La technologie mobile comme porte d'entrée vers la ludopathie judiciaire 🎰
Le cas de Morimoto reflète comment les appareils mobiles facilitent l'accès aux plateformes de jeu avec des cryptomonnaies ou des points échangeables, contournant les contrôles de base. Les casinos en ligne utilisent des algorithmes de chiffrement et des systèmes de paiement anonymes qui rendent la détection difficile sur les réseaux d'entreprise. Pour les environnements judiciaires, cela pose un défi technique : mettre en œuvre des pare-feu avancés et une surveillance du trafic sans violer la vie privée de l'utilisateur. Cependant, aucun filtre n'arrête celui qui décide de parier pendant des heures depuis son bureau.

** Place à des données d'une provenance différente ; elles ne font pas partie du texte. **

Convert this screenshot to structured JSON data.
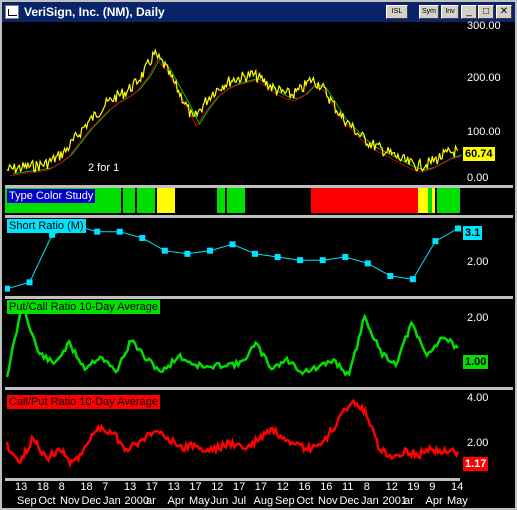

La défense : ce n'était qu'un entraînement pour les affaires de paris illégaux ⚖️
Le juge Morimoto pourrait argumenter qu'il étudiait le modus operandi du baccara en ligne pour mieux comprendre les affaires de jeu illégal qu'il jugeait. Un alibi créatif, mais son solde bancaire et le temps perdu au tribunal ont joué contre lui. L'ironie est que, pendant qu'il misait, il rendait probablement des verdicts contre des ludopathes condamnés pour la même chose. La justice est parfois aveugle, mais pas au point de ne pas voir un écran briller pendant les heures de travail.